Non solo, l’economia di un territorio può beneficiare del bio distretto “come strumento volto a creare nuove figure professionali e nuovi posti di lavoro, nonché portare innovazione e creare nuove risorse in loco in grado di valorizzare elementi già presenti e colmare GAP come il digital divide”, ha sottolineato Sara Tommasini, che ha aggiunto: “La forza di un bio distretto sta nella sua capacità di supportare relazioni tra livelli diversi, tra l’agricoltura e i settori secondario e terziario, non solo in senso orizzontale, ma anche verticale”.

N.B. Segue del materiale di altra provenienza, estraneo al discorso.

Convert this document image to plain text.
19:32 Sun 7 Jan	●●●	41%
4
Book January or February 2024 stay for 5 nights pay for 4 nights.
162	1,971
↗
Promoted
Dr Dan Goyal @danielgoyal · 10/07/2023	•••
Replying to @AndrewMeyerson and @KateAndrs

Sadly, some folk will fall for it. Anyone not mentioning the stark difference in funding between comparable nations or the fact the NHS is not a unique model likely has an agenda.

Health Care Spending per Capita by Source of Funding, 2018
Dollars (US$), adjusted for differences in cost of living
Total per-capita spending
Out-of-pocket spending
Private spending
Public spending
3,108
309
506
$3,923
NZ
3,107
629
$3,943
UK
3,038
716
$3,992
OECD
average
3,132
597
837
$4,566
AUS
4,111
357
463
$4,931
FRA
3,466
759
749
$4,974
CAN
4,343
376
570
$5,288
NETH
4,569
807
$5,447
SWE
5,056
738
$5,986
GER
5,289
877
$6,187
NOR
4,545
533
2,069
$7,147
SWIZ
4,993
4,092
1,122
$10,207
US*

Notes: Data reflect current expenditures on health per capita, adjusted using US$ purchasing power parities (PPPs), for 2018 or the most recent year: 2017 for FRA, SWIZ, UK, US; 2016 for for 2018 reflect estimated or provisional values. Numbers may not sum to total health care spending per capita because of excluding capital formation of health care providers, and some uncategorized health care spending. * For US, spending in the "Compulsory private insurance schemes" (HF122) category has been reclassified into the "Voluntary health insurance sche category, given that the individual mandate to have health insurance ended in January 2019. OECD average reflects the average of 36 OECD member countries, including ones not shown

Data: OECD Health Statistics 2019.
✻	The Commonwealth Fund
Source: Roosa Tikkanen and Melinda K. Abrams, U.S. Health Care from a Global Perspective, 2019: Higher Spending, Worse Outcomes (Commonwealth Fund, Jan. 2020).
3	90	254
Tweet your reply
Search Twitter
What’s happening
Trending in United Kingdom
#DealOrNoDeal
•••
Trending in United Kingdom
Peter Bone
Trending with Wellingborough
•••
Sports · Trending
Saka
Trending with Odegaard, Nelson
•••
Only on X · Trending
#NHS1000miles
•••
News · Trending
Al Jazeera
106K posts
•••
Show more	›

Dunque il bio distretto come strumento per portare innovazione “ma anche per conservare quello che c’è”, ha precisato Lucio Cavazzoni. “Il problema – ha poi commentato – è che quello che c’è sta morendo o rischia di morire e di finire. Ad oggi persiste uno scollamento tra quello che vorremmo riuscire a offrire e quello che, invece, oggettivamente riusciamo ad offrire. L’unica soluzione è la costruzione di un’altra modalità di trasferimento del cibo. Bisogna – per esempio –  ripensare a soluzioni molto più dirette fra produttore e utilizzatore/fruitore dei prodotti provenienti dalle aree interne di montagna. La strada è riuscire a creare un fondamento economico con prodotti che hanno valenze, valori nutrizionali, ma anche territoriali e sentimentali differenti, che nasca da una soluzione diretta per ripensare al bio distretto come strumento opportuno per la riorganizzazione delle priorità perché l’obiettivo per noi è il territorio, non il senso di privatizzazione, ma di apertura di tutte le energie possibili per poter restituire al territorio la sua relazione autentica con la natura e con tutto ciò che vive”.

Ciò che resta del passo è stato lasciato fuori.